The proportion of students per class that have been rejected from a club generally trends upwards, with 37% of the class of 2026 reporting that they have been rejected from a club, compared to 52% of the class of 2025, 49% of the class of 2024 and 54% of the class of 2023. Additionally, students who reported that they do not fit in at Brown were slightly more likely to report that they have been rejected from a club.

61% of students who reported that they have “significantly lower” social skills than the average Brown student also reported club rejection. Those who responded that they have “significantly better” social skills than the average Brown student were ten percentage points more likely to report that they had experienced club rejection than those who said they only have “slightly better” social skills.

Among students who were interviewed after taking the poll, there was a fairly unanimous consensus that many clubs at Brown are rather competitive. A sophomore who had never been rejected from a club acknowledged that this may be because they “haven’t tried [to get into] a million clubs,” and then stated that they “definitely think the need to have an application for everything is just to scare people.”

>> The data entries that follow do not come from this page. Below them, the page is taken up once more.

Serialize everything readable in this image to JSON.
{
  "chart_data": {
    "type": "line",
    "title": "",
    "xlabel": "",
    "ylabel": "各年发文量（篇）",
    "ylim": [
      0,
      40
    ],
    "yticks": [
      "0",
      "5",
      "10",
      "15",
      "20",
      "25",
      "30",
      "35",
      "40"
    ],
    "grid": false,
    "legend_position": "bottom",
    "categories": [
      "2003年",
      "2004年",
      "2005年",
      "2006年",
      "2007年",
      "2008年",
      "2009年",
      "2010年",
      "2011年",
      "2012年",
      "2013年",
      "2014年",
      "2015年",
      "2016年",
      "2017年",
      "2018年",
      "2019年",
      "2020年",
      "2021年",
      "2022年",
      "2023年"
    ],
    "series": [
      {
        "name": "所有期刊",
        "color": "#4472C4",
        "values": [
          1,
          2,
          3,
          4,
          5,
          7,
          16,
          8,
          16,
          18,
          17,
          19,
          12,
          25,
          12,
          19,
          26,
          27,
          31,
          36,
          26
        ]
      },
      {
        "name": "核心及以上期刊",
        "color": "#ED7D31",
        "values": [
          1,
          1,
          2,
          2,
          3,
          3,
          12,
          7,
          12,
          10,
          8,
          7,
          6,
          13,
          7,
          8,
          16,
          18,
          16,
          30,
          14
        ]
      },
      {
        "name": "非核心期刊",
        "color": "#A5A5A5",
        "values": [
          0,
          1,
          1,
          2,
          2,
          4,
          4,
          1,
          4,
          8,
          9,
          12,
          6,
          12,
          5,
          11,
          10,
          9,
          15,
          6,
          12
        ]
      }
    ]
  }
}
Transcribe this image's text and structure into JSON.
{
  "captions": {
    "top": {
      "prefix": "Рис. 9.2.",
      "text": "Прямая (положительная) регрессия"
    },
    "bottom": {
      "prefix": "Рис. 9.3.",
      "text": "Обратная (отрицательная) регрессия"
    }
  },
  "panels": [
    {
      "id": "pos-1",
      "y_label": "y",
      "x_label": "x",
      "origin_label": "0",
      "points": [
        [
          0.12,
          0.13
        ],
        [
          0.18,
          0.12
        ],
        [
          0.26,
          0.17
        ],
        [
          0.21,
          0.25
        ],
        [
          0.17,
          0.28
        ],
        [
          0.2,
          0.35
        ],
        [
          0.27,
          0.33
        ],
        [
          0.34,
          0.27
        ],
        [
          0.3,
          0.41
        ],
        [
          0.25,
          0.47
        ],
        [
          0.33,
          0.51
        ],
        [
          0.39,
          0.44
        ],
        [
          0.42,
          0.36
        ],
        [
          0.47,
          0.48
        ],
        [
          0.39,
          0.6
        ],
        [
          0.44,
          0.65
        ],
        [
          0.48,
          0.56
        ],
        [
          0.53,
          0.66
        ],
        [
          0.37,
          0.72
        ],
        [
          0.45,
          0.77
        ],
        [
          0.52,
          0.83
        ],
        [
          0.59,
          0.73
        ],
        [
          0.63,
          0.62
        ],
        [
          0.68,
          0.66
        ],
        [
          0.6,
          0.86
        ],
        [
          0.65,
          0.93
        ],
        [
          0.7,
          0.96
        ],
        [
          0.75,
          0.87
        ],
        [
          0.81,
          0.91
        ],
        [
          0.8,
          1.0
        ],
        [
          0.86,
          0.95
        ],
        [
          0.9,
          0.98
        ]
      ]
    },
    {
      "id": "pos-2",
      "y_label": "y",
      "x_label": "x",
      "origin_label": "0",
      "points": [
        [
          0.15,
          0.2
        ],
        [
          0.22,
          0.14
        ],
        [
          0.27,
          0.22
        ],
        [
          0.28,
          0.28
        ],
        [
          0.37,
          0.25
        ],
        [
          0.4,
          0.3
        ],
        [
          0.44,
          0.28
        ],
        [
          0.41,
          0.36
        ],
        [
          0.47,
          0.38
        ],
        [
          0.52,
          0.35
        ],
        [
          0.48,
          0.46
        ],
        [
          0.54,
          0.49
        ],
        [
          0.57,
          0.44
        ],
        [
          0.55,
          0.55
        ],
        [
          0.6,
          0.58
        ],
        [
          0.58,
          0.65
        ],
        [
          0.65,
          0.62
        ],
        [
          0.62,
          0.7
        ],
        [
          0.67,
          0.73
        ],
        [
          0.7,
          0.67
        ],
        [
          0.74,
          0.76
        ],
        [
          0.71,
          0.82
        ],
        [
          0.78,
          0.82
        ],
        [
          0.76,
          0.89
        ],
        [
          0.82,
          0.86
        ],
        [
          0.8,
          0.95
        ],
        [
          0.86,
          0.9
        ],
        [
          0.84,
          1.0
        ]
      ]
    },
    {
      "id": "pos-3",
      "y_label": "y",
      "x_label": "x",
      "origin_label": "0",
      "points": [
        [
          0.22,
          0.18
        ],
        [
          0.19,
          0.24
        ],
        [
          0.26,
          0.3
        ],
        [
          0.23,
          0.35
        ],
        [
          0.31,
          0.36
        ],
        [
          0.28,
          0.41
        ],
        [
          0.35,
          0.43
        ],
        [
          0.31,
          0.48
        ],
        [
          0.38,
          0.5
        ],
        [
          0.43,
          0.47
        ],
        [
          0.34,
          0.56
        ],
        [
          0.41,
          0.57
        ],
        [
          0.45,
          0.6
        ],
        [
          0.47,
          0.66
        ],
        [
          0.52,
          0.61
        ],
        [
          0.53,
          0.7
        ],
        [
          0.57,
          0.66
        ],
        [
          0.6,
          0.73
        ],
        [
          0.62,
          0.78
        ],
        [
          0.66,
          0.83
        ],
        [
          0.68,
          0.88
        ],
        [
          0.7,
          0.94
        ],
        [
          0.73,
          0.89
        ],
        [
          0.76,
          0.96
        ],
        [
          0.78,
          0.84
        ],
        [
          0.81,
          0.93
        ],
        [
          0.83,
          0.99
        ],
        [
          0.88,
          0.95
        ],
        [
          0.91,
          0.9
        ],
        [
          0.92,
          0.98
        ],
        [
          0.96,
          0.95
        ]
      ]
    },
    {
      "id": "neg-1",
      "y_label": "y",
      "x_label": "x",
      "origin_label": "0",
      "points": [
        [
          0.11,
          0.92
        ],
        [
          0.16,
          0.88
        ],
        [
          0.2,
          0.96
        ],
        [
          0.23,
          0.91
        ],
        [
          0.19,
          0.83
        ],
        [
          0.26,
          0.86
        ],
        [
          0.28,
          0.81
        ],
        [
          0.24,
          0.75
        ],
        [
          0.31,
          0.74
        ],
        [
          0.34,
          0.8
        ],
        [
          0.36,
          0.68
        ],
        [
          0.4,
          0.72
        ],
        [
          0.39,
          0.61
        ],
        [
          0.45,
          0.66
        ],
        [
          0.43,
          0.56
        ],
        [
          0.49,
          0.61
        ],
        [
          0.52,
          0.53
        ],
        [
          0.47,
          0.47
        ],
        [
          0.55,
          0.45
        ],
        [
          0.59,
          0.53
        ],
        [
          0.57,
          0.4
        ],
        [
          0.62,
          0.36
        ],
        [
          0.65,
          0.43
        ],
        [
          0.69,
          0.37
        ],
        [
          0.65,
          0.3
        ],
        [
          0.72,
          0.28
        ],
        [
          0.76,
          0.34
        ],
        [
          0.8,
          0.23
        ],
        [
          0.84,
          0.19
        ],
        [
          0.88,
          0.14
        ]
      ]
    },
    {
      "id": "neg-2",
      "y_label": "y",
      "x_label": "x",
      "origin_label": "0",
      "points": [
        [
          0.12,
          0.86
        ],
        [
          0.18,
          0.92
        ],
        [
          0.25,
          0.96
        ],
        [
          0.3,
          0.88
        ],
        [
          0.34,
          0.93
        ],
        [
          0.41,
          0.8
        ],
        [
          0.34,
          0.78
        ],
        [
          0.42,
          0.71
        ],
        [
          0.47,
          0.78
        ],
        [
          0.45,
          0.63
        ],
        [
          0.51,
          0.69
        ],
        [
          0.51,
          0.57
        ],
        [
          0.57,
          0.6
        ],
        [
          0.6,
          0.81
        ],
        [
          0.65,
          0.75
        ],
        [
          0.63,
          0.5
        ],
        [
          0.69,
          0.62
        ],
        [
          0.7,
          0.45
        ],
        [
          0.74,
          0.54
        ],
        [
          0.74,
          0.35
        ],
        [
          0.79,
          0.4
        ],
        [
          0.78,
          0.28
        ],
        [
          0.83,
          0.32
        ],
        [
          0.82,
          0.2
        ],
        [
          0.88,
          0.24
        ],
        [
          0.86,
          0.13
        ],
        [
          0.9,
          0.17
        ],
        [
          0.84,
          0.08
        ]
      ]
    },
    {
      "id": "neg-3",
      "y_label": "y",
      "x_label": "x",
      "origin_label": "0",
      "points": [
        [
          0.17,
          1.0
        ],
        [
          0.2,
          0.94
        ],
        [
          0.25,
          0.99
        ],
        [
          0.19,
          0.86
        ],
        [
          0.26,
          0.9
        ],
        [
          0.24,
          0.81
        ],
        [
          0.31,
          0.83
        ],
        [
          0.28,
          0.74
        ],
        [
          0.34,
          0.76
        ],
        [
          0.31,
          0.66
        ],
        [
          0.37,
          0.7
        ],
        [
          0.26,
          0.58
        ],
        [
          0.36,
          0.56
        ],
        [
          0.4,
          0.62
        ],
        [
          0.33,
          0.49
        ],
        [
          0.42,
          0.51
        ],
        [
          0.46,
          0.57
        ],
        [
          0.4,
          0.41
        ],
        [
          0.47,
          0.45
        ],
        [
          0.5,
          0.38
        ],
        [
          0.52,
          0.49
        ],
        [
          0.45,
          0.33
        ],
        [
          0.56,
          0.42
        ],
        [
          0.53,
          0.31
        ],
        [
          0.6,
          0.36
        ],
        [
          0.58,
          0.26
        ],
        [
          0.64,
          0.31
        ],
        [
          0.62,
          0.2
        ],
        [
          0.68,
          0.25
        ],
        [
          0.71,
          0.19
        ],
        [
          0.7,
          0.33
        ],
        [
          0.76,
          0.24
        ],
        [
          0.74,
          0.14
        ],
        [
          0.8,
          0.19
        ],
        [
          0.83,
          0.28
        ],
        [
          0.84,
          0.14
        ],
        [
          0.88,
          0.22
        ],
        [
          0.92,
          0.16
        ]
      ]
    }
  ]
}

Another sophomore who had been rejected from multiple clubs stated that they thought that “clubs where people are trying to get professional experience should try to be as accepting as possible,” adding that “people are trying to test out if they like a certain career and if [clubs] reject people they don’t get that chance.”

Having acknowledged that there is an issue with excessive club competitiveness, students had different ideas of how to mitigate this problem. One sophomore said they would like clubs to “be more welcoming and encouraging [of] people to attend their meetings and audition for things even if they don’t have a ton of experience.” Another sophomore suggested expanding club sizes to promote greater inclusivity.

Ultimately, any club’s acceptance rate is at its own discretion, but students may be tired of hearing “no” from clubs after getting a “yes” from Brown.

Note: All quoted poll-takers remain anonymous to maintain the integrity of Brown Opinion Project surveys. Brown Opinion Project conducted its March 2023 poll on March 1st, March 2nd, and March 6th, collecting 700 total responses from Brown undergraduate students. The margin of error is 3.84% with 95% confidence.